Chemical genetics

Chemical genetics is the study of individual gene products (proteins) using a combination of chemical and biological methods. In chemical genomics , on the other hand, the products of a gene family are examined.

background

Of the estimated 100,000 proteins that are encoded by DNA in the human body , the chemical structure of only 500 is known. In chemical genetics, low molecular weight compounds (so-called small molecules ) are used as protein ligands to explain basic biochemical processes and the function of the proteins involved. After the largely completed sequencing of the human genome ( Human Genome Project ) and the many model organisms , is now elucidating the function of genes, or their products, the proteins, the focus of Biochemistry . Chemical genetics is a promising approach to this.

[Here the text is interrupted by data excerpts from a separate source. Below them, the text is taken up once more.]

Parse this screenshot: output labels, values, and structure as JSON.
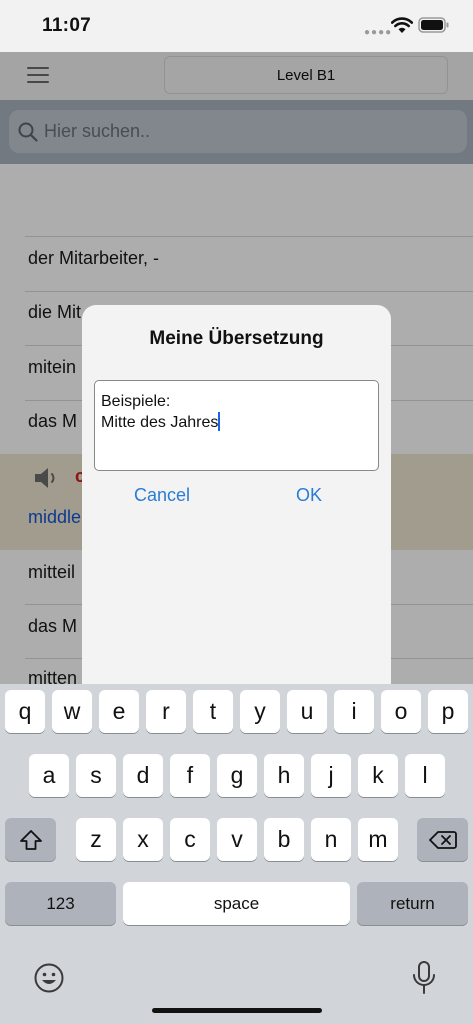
{
  "status": {
    "time": "11:07"
  },
  "header": {
    "level_label": "Level B1"
  },
  "search": {
    "placeholder": "Hier suchen.."
  },
  "list": {
    "rows": [
      "der Mitarbeiter, -",
      "die Mit",
      "mitein",
      "das M",
      "mitteil",
      "das M",
      "mitten"
    ],
    "expanded": {
      "word_fragment": "c",
      "translation_fragment": "middle"
    }
  },
  "dialog": {
    "title": "Meine Übersetzung",
    "text_line1": "Beispiele:",
    "text_line2": "Mitte des Jahres",
    "cancel_label": "Cancel",
    "ok_label": "OK"
  },
  "keyboard": {
    "row1": [
      "q",
      "w",
      "e",
      "r",
      "t",
      "y",
      "u",
      "i",
      "o",
      "p"
    ],
    "row2": [
      "a",
      "s",
      "d",
      "f",
      "g",
      "h",
      "j",
      "k",
      "l"
    ],
    "row3": [
      "z",
      "x",
      "c",
      "v",
      "b",
      "n",
      "m"
    ],
    "numbers_label": "123",
    "space_label": "space",
    "return_label": "return"
  },
  "colors": {
    "accent": "#2a7cd5",
    "highlight_row": "#efe6d2",
    "search_bar": "#a9b3bf"
  }
}
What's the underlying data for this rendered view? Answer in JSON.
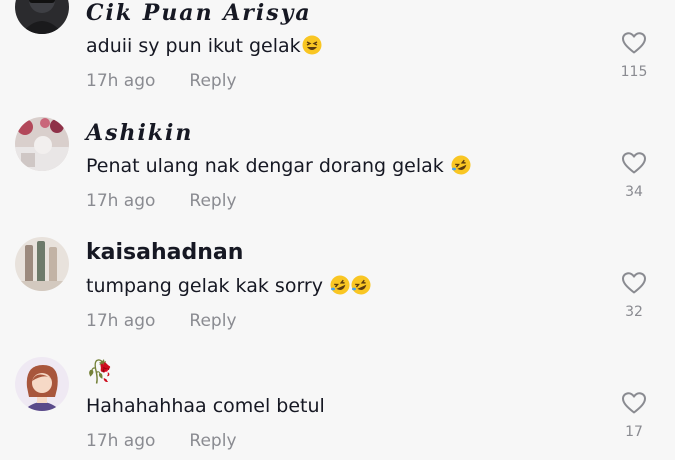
{
  "comments": [
    {
      "username": "𝑪𝒊𝒌 𝑷𝒖𝒂𝒏 𝑨𝒓𝒊𝒔𝒚𝒂",
      "text": "aduii sy pun ikut gelak",
      "emoji": [
        "grinning-squinting"
      ],
      "time": "17h ago",
      "reply": "Reply",
      "likes": "115"
    },
    {
      "username": "𝑨𝒔𝒉𝒊𝒌𝒊𝒏",
      "text": "Penat ulang nak dengar dorang gelak ",
      "emoji": [
        "rolling-on-floor-laughing"
      ],
      "time": "17h ago",
      "reply": "Reply",
      "likes": "34"
    },
    {
      "username": "kaisahadnan",
      "text": "tumpang gelak kak sorry ",
      "emoji": [
        "rolling-on-floor-laughing",
        "rolling-on-floor-laughing"
      ],
      "time": "17h ago",
      "reply": "Reply",
      "likes": "32"
    },
    {
      "username": "🥀",
      "text": "Hahahahhaa comel betul",
      "emoji": [],
      "time": "17h ago",
      "reply": "Reply",
      "likes": "17"
    }
  ],
  "colors": {
    "background": "#f7f7f7",
    "text": "#161823",
    "muted": "#8a8b91",
    "emoji": "#f9c623"
  },
  "icons": {
    "like": "heart-outline-icon"
  }
}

The low molecular weight compounds are often natural substances or modified natural substances or substances produced by combinatorial chemistry. With the help of combinatorial chemistry , a large number of different chemical compounds, a so-called molecule library , can be generated and also tested using high throughput screening .

Stuart Schreiber and Tim J. Mitchison were the first to describe the essential elements for chemical genetics.

In addition to explaining the function of individual proteins, chemical genetics is also used to develop new drugs .

Differentiation from other genetic procedures

Chemical genetics differs from other genetic methods, such as mutation genetics or the knockout technique , in a number of advantages:

• Small molecules act quickly after administration.
• The biological effect is by metabolism ( metabolism usually reversible). This enables time-dependent (dynamic) functional tests on proteins.
• The effect can be influenced via the concentration of the active substance and thus different manifestations of the phenotype can be achieved.
• The effect can be examined in the organism at any point in time of its development. The effects of a gene knockout, which is lethal in the embryonic stage, cannot be investigated in the adult organism.
• Knockout studies cannot differentiate proteins derived from the same gene.
• The effect can be reproduced anytime and anywhere.

Individual evidence

1. ↑ ^{a b c} Max Planck Society: Searching for active substances with molecular probes. dated January 26, 2005.
2. ↑ ^{a b c} R. Breinbauer: Chemical genetics discovered (zebra) fishing. In: Angewandte Chemie 115/2003, pp. 1116-1118.
3. ^ SL Schreiber: Chemical genetics resulting from a passion for synthetic organic chemistry. Bio. Med. Chem. 6/1998, pp. 1127-1152. PMID 9784856
4. ^ TJ Mitchison: Towards a pharmacological genetics. In: Chem. Biol. 1/1994, pp. 3-6. PMID 9383364 .
5. ^ L. Weber: Chemistry for Chemical Genomics. In: Methods in Molecular Biology 310/2005, pp. 11-24. doi : 10.1007 / 978-1-59259-948-6 .

further reading

• H. Kubinyi (Editor) et al: Chemogenomics in Drug Discovery: A Medicinal Chemistry Perspective. Wiley-VCH, 2004, ISBN 3-527-30987-X
• S. Jaroch: Chemical Genomics: Small Molecule Probes to Study Cellular Function. Springer, 2008, ISBN 3-540-27865-6
• F. Darvas et al: Chemical Genomics. Marcel Dekker, 2004
• FR Salemme: Chemical genomics as an emerging paradigm for postgenomic drug discovery. In: Pharmacogenomics 4/2003, pp. 1-11.
• CM Crews and U. Splittgerber: Chemical genetics: exploring and controlling cellular processes with chemical probes. In: TIBS 5/1999, pp. 317-320.
• SL Schreiber: Target-oriented and diversity-oriented organic synthesis in drug discovery. In: Science 287/2000, pp. 1964-1969.

Web links

• Chemical Genomics Center of the Max Planck Society (Engl.)